Tukwini Mandela said: "I always say that people seem to think my grandfather fell from the sky, that he's this mythical figure with no sense of place but he has a definite sense of place."

She explained his story started before he became a freedom fighter, with her grandfather often speaking about how her great-grandfather had strong ideals of fairness and equality.

She explained: "So these are not new ideals that my grandfather espoused, my grandfather was just given an opportunity to amplify those ideas to the world."

If Nelson Mandela were alive, he would tell school children to 'educate yourselves, educate yourselves, educate yourselves'

Tukwini encouraged adults to take the initiative to educate themselves about histories of diverse communities. She also called on social media platforms to help educate young people.

Asked what her grandfather would say to a class full of history students if he were still alive, she said: "Educate yourselves, educate yourselves, educate youselves.

"My grandfather was a great believer in education, and it wasn't just in formal education either.
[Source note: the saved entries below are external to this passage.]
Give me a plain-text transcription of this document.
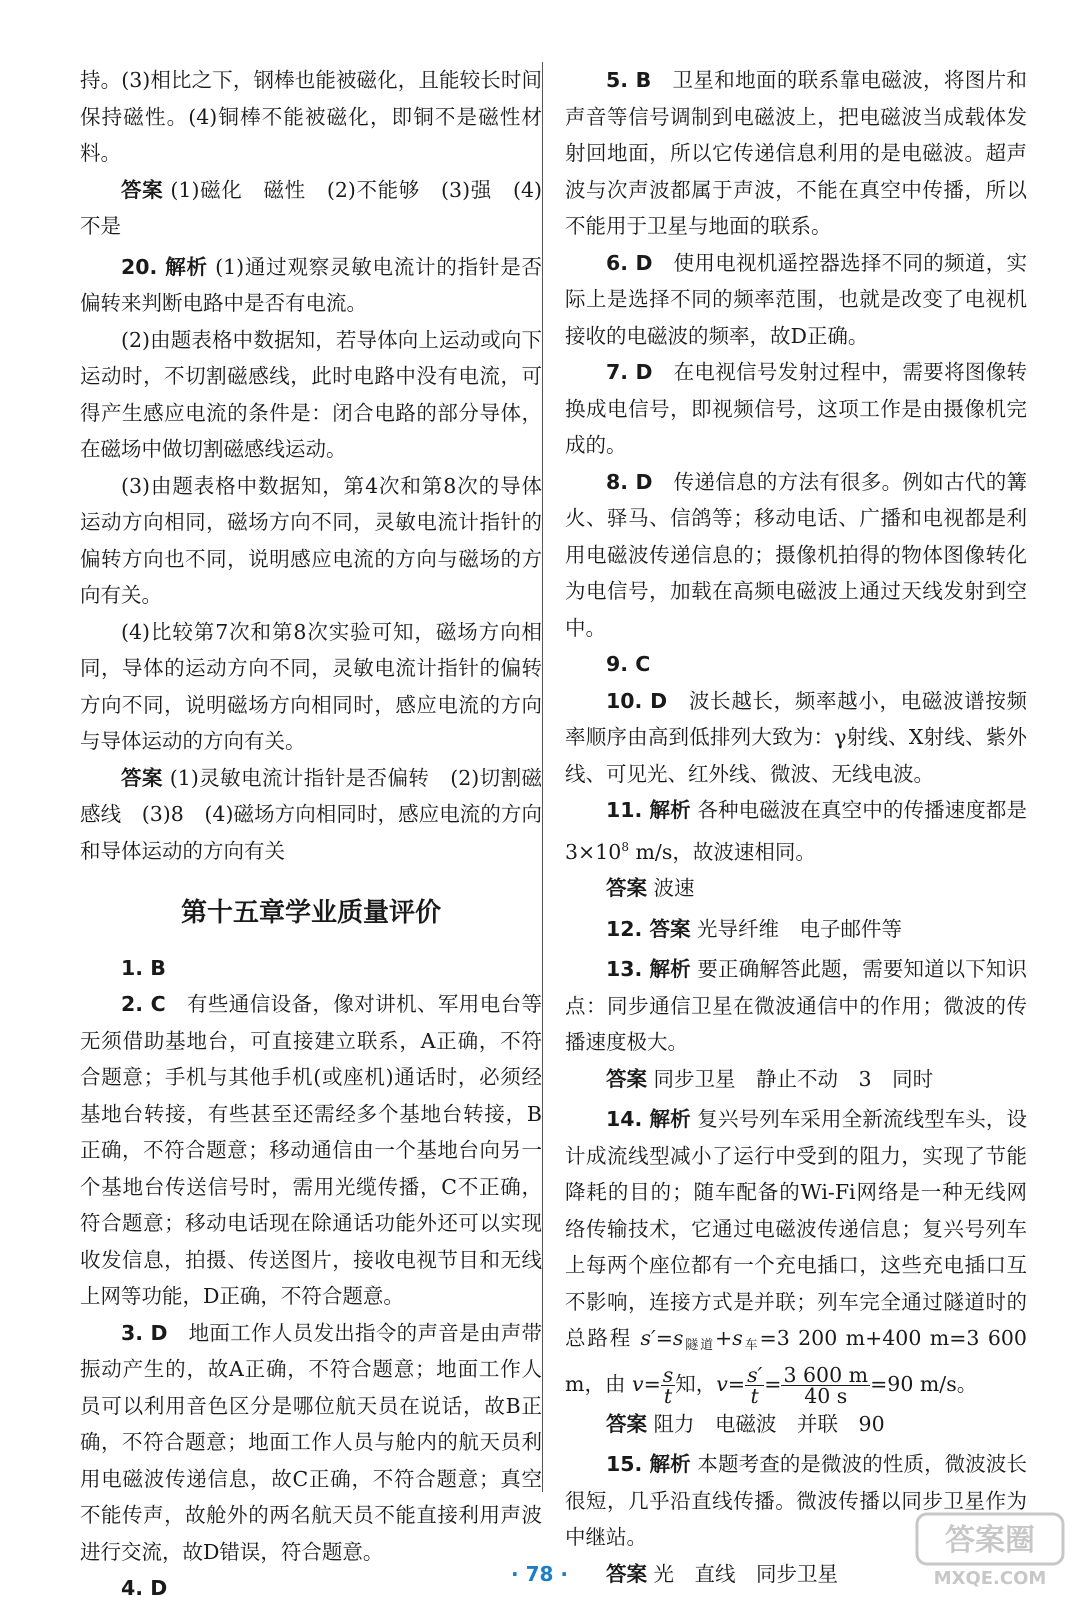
持。(3)相比之下，钢棒也能被磁化，且能较长时间保持磁性。(4)铜棒不能被磁化，即铜不是磁性材料。

答案 (1)磁化　磁性　(2)不能够　(3)强　(4)不是

20. 解析 (1)通过观察灵敏电流计的指针是否偏转来判断电路中是否有电流。

(2)由题表格中数据知，若导体向上运动或向下运动时，不切割磁感线，此时电路中没有电流，可得产生感应电流的条件是：闭合电路的部分导体，在磁场中做切割磁感线运动。

(3)由题表格中数据知，第4次和第8次的导体运动方向相同，磁场方向不同，灵敏电流计指针的偏转方向也不同，说明感应电流的方向与磁场的方向有关。

(4)比较第7次和第8次实验可知，磁场方向相同，导体的运动方向不同，灵敏电流计指针的偏转方向不同，说明磁场方向相同时，感应电流的方向与导体运动的方向有关。

答案 (1)灵敏电流计指针是否偏转　(2)切割磁感线　(3)8　(4)磁场方向相同时，感应电流的方向和导体运动的方向有关

第十五章学业质量评价

1. B

2. C　 有些通信设备，像对讲机、军用电台等无须借助基地台，可直接建立联系，A正确，不符合题意；手机与其他手机(或座机)通话时，必须经基地台转接，有些甚至还需经多个基地台转接，B正确，不符合题意；移动通信由一个基地台向另一个基地台传送信号时，需用光缆传播，C不正确，符合题意；移动电话现在除通话功能外还可以实现收发信息，拍摄、传送图片，接收电视节目和无线上网等功能，D正确，不符合题意。

3. D　 地面工作人员发出指令的声音是由声带振动产生的，故A正确，不符合题意；地面工作人员可以利用音色区分是哪位航天员在说话，故B正确，不符合题意；地面工作人员与舱内的航天员利用电磁波传递信息，故C正确，不符合题意；真空不能传声，故舱外的两名航天员不能直接利用声波进行交流，故D错误，符合题意。

4. D

5. B　 卫星和地面的联系靠电磁波，将图片和声音等信号调制到电磁波上，把电磁波当成载体发射回地面，所以它传递信息利用的是电磁波。超声波与次声波都属于声波，不能在真空中传播，所以不能用于卫星与地面的联系。

6. D　 使用电视机遥控器选择不同的频道，实际上是选择不同的频率范围，也就是改变了电视机接收的电磁波的频率，故D正确。

7. D　 在电视信号发射过程中，需要将图像转换成电信号，即视频信号，这项工作是由摄像机完成的。

8. D　 传递信息的方法有很多。例如古代的篝火、驿马、信鸽等；移动电话、广播和电视都是利用电磁波传递信息的；摄像机拍得的物体图像转化为电信号，加载在高频电磁波上通过天线发射到空中。

9. C

10. D　 波长越长，频率越小，电磁波谱按频率顺序由高到低排列大致为：γ射线、X射线、紫外线、可见光、红外线、微波、无线电波。

11. 解析 各种电磁波在真空中的传播速度都是 $3\times 10^8$ m/s，故波速相同。

答案 波速

12. 答案 光导纤维　电子邮件等

13. 解析 要正确解答此题，需要知道以下知识点：同步通信卫星在微波通信中的作用；微波的传播速度极大。

答案 同步卫星　静止不动　3　同时

14. 解析 复兴号列车采用全新流线型车头，设计成流线型减小了运行中受到的阻力，实现了节能降耗的目的；随车配备的Wi-Fi网络是一种无线网络传输技术，它通过电磁波传递信息；复兴号列车上每两个座位都有一个充电插口，这些充电插口互不影响，连接方式是并联；列车完全通过隧道时的总路程 $s'=s_{隧道}+s_车=3$ 200 m+400 m=3 600 m，由 $v= \frac{s}{t}$ 知，$v= \frac{s'}{t} = \frac{3 600 m}{40 s} =90$ m/s。

答案 阻力　电磁波　并联　90

15. 解析 本题考查的是微波的性质，微波波长很短，几乎沿直线传播。微波传播以同步卫星作为中继站。

答案 光　直线　同步卫星

· 78 ·
答案圈
MXQE.COM
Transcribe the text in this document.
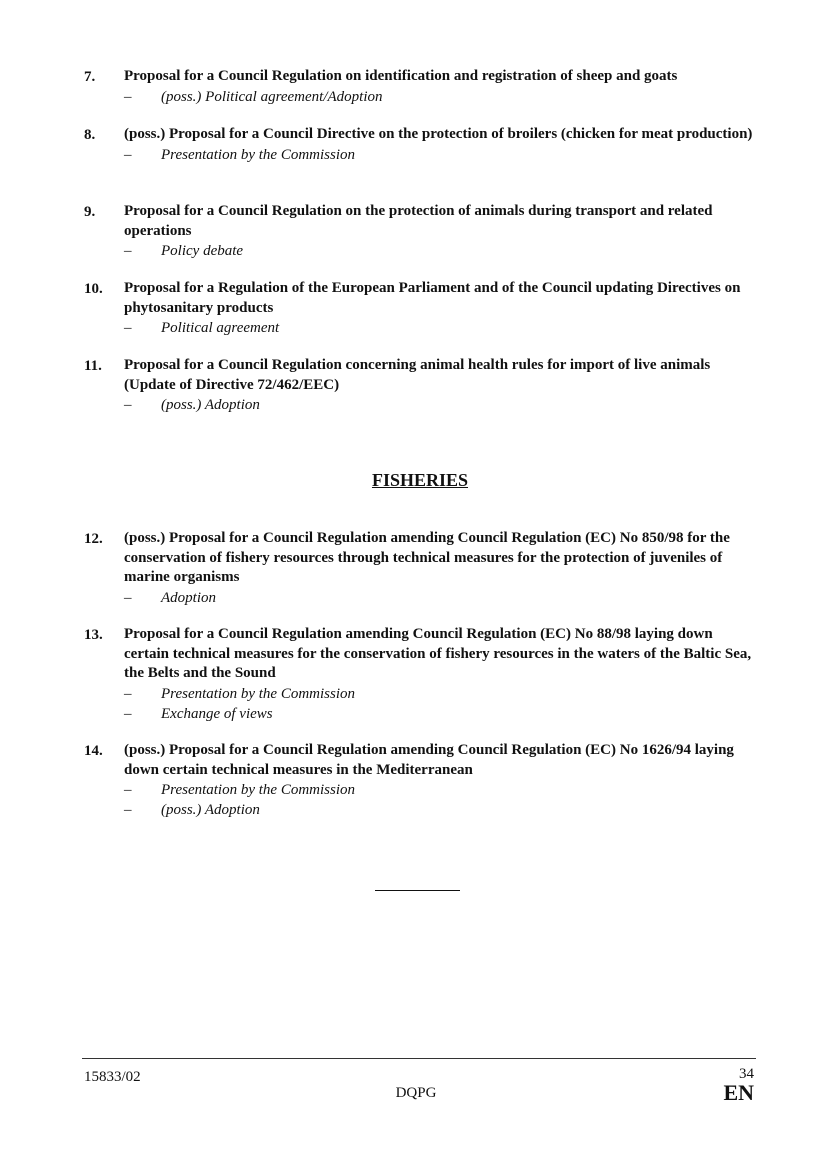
7. Proposal for a Council Regulation on identification and registration of sheep and goats
– (poss.) Political agreement/Adoption
8. (poss.) Proposal for a Council Directive on the protection of broilers (chicken for meat production)
– Presentation by the Commission
9. Proposal for a Council Regulation on the protection of animals during transport and related operations
– Policy debate
10. Proposal for a Regulation of the European Parliament and of the Council updating Directives on phytosanitary products
– Political agreement
11. Proposal for a Council Regulation concerning animal health rules for import of live animals (Update of Directive 72/462/EEC)
– (poss.) Adoption
FISHERIES
12. (poss.) Proposal for a Council Regulation amending Council Regulation (EC) No 850/98 for the conservation of fishery resources through technical measures for the protection of juveniles of marine organisms
– Adoption
13. Proposal for a Council Regulation amending Council Regulation (EC) No 88/98 laying down certain technical measures for the conservation of fishery resources in the waters of the Baltic Sea, the Belts and the Sound
– Presentation by the Commission
– Exchange of views
14. (poss.) Proposal for a Council Regulation amending Council Regulation (EC) No 1626/94 laying down certain technical measures in the Mediterranean
– Presentation by the Commission
– (poss.) Adoption
15833/02	34
DQPG	EN
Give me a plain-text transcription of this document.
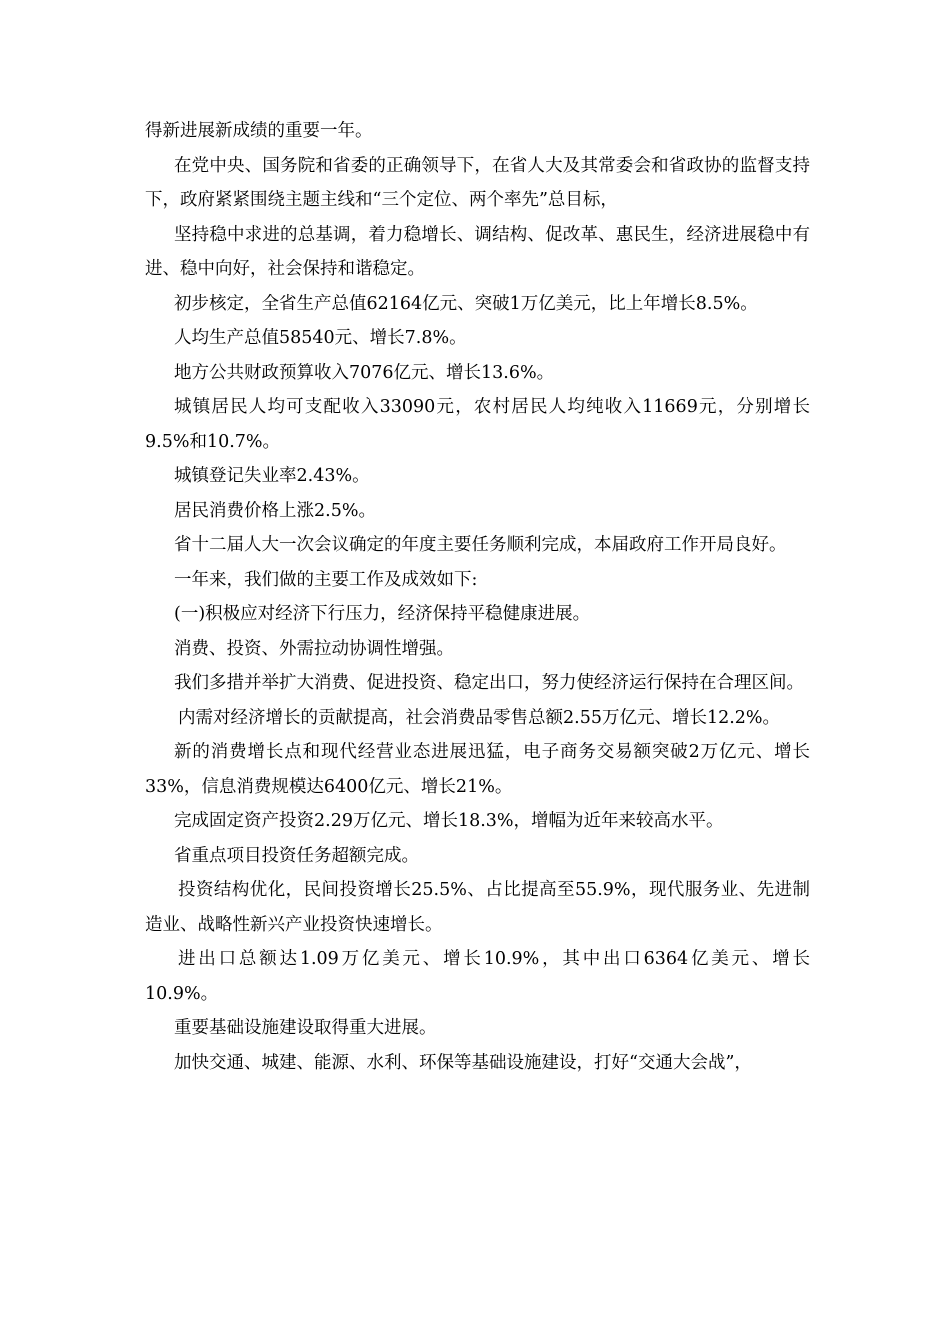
得新进展新成绩的重要一年。

在党中央、国务院和省委的正确领导下，在省人大及其常委会和省政协的监督支持下，政府紧紧围绕主题主线和“三个定位、两个率先”总目标，

坚持稳中求进的总基调，着力稳增长、调结构、促改革、惠民生，经济进展稳中有进、稳中向好，社会保持和谐稳定。

初步核定，全省生产总值62164亿元、突破1万亿美元，比上年增长8.5%。

人均生产总值58540元、增长7.8%。

地方公共财政预算收入7076亿元、增长13.6%。

城镇居民人均可支配收入33090元，农村居民人均纯收入11669元，分别增长9.5%和10.7%。

城镇登记失业率2.43%。

居民消费价格上涨2.5%。

省十二届人大一次会议确定的年度主要任务顺利完成，本届政府工作开局良好。

一年来，我们做的主要工作及成效如下:

(一)积极应对经济下行压力，经济保持平稳健康进展。

消费、投资、外需拉动协调性增强。

我们多措并举扩大消费、促进投资、稳定出口，努力使经济运行保持在合理区间。

内需对经济增长的贡献提高，社会消费品零售总额2.55万亿元、增长12.2%。

新的消费增长点和现代经营业态进展迅猛，电子商务交易额突破2万亿元、增长33%，信息消费规模达6400亿元、增长21%。

完成固定资产投资2.29万亿元、增长18.3%，增幅为近年来较高水平。

省重点项目投资任务超额完成。

投资结构优化，民间投资增长25.5%、占比提高至55.9%，现代服务业、先进制造业、战略性新兴产业投资快速增长。

进出口总额达1.09万亿美元、增长10.9%，其中出口6364亿美元、增长10.9%。

重要基础设施建设取得重大进展。

加快交通、城建、能源、水利、环保等基础设施建设，打好“交通大会战”，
He would say you must really read books because you can travel far and wide in books, you can learn about other cultures in books in the privacy of your own home."

Mandela 'believed that once we understood each other, understood each others' histories, we could form such beautiful societies'

Speaking about the Black Lives Matter movement, Tukwini said: "He'd be encouraged by organisations like Black Lives Matter but he will still be sad that these things are still happening 32 years after he's released and I think he will just encourage us to do better as human beings.

"My grandfather really believed in humanity, and he really believed in the unity of the races - otherwise, it's not something that he would've stood firmly behind.

"And he believed that once we understood each other, understood each others' histories, we could form such beautiful societies."

But decades of history featuring black people risk being forgotten in the UK.

Less than a third of people in a study by Snapchat's parent company Snap - 32% - recognised famous historical black figures.

Meanwhile, more than half of people - 63% - recognised famous white figures.

Over half of people (53%) feel like they do not know enough about black history and 47% agree the current education system is not doing enough in that area.

Significant moments and black figures in Britain's history don't even make it into the school curriculum, the study found.

Only 23% of people learnt about the civil rights movements in school, 16% learned about apartheid, 7% learned about the Windrush Generation, and 5% learned about Mary Seacole.

Meanwhile, 63% said they were taught about World War Two, 50% learned about Florence Nightingale, 52% learned about vikings and 59% were educated about Henry VIII.

What should be on the curriculum to teach pupils about black British history?

TV and streaming was the most common way people learned about black history - with 43% crediting most of their knowledge to those platforms. 38% learned from the news, and 33% learned from books.

About a fifth (21%) said school was where they found out the most, a similar proportion credited their knowledge to social media.

The death of George Floyd and the racist abuse England's football team endured during the Euros finals have inspired people to get educated.

Snap's research comes as it launches a fully immersive educational lens, using Augmented Reality with Snapchat, to allow users to learn about the hidden black history in London's Trafalgar Square.

Mandela is also being commemorated in Trafalgar Square, where he delivered his iconic 'Make Poverty History' speech in 2005.

Snap's project is in partnership with the Black Cultural Archives.